Mr. Obama also noted that numerous states already have had notable increases in the number of uninsured people who have now gotten insurance through the Affordable Care Act, such as Kentucky, Oregon, Arkansas, and Ohio. Yet according to an internal memo obtained by The Associated Press, the Obama administration was banking on almost 500,000 uninsured people to sign up for health insurance during its initial month — and it doesn't seem like they'll reach those goals. Medicare chief Marilyn Tavenner has already signaled a lowered expectation and told a Republican-led House committee that an exact figure would be released later in mid-November.
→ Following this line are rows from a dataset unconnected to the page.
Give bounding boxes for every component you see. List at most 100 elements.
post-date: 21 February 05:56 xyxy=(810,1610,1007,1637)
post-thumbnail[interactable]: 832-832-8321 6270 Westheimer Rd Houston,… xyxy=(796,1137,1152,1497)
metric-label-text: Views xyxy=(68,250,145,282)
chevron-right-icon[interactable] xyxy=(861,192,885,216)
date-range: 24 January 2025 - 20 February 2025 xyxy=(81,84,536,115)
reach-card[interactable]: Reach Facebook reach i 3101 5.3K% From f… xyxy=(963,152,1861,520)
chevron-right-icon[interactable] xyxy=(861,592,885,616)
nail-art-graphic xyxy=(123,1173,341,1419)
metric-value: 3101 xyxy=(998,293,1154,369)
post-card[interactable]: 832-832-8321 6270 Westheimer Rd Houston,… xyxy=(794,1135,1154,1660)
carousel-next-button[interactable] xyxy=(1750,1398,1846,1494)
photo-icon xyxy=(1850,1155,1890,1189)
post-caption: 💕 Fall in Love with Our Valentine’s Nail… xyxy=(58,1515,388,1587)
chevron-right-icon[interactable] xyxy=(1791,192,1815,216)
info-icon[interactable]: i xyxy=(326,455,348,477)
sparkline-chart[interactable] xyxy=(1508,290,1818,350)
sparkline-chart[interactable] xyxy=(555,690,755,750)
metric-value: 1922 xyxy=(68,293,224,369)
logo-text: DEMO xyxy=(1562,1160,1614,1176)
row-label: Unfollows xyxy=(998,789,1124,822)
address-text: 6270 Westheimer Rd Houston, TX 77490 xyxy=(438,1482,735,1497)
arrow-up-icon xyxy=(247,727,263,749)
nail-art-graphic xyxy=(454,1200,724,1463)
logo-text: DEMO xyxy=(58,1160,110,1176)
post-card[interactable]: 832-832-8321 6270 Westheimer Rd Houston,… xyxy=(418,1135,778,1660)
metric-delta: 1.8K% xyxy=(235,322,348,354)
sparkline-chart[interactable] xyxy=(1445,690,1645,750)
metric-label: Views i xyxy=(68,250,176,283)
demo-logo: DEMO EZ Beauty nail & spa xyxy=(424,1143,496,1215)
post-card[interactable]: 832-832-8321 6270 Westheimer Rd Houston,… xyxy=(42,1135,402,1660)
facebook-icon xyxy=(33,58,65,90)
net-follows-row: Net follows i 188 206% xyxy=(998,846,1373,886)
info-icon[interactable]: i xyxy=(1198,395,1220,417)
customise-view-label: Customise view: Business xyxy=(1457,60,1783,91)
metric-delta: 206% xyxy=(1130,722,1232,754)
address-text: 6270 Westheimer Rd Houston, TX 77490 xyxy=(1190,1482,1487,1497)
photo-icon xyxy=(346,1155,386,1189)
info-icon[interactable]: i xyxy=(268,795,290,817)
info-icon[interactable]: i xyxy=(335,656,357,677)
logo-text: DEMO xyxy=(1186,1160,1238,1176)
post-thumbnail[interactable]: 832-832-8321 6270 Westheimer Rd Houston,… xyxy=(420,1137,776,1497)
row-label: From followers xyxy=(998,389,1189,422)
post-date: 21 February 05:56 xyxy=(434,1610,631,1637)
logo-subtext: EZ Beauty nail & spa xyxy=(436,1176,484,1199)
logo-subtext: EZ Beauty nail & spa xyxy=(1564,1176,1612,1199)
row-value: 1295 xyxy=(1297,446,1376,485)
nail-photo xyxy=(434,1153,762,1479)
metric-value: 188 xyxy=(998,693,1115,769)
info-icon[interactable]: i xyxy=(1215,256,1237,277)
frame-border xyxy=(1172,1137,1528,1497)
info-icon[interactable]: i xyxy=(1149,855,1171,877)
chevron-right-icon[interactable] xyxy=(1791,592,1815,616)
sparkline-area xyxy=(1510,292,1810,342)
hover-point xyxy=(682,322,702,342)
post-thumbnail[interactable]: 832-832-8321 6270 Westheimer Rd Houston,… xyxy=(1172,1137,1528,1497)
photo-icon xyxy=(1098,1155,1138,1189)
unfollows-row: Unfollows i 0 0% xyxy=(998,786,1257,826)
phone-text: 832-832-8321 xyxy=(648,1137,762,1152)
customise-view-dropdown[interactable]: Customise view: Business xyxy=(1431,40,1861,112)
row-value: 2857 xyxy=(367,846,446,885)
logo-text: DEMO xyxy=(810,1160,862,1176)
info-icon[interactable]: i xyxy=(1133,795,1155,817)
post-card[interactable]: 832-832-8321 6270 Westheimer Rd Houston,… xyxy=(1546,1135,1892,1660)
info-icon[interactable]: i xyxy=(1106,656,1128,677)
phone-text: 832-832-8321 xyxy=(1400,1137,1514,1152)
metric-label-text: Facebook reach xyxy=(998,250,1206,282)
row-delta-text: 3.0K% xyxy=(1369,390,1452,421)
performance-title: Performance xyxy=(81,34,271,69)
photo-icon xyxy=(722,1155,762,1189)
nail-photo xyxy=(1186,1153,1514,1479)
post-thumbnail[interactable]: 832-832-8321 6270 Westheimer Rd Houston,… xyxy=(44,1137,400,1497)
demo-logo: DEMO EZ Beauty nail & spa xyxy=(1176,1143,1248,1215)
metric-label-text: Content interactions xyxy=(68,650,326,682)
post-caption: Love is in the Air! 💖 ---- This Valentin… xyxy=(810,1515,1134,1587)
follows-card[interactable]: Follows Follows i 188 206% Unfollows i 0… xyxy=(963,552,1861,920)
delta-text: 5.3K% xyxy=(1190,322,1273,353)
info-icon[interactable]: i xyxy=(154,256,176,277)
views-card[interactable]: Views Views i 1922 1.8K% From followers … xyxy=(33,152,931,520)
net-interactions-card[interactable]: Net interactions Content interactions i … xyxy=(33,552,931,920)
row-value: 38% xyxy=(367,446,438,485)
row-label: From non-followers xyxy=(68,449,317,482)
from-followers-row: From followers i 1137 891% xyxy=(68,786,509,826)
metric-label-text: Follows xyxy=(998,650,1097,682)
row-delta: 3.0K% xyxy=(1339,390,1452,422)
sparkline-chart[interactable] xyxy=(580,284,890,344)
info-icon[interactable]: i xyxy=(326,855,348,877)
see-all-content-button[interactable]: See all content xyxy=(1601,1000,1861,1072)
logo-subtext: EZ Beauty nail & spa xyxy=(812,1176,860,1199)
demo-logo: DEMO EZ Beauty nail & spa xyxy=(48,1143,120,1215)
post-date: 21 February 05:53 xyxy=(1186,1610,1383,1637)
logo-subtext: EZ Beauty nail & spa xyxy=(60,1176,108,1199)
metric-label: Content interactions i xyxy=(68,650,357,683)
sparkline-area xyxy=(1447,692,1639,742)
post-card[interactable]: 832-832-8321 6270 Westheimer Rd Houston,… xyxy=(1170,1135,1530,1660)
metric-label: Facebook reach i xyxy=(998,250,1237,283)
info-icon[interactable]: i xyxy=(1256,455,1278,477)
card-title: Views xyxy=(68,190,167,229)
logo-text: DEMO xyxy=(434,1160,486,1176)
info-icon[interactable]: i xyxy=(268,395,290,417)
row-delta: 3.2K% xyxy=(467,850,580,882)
The president was adamant that other states that were resistant to partake in the health exchanges were misguiding their energies towards a political agenda rather than ensuring the new health law be properly carried out. One commonly echoed critique among Republicans, for example, concerns notices being sent out by health insurers to consumers, informing them that their plans were going to be terminated due to the Affordable Care Act. Mr. Obama addressed the “confusion and misinformation” about this by explaining that the law aims to put an end to “bad apple insurers” that offer seemingly good plans at exceptionally cheap rates but, in reality, provide sub-standard coverage. Instead, more robust plans will be offered at a relatively low cost and accessible through the exchanges.
Massachusetts Institute of Technology economics professor, Jonathan Gruber, pointed out in a media call that during the first month of the Massachusetts health law only 123 people signed on. This figure jumped to 36,000 when penalties for not having health insurance were about to take into effect. Gruber has advised Mitt Romney, who was Massachusetts governor in 2006, and Mr. Obama on their respective health care laws.
“We’ve covered two-thirds of our uninsured citizens. We’ve lowered premiums in the individual market. And we have a widely popular law, with about two-thirds public support for our law. That same kind of outcome will happen at the national level, but it will take time," Gruber told a White House conference call. "We need to be patient and measure the outcomes in months and years, not days and weeks."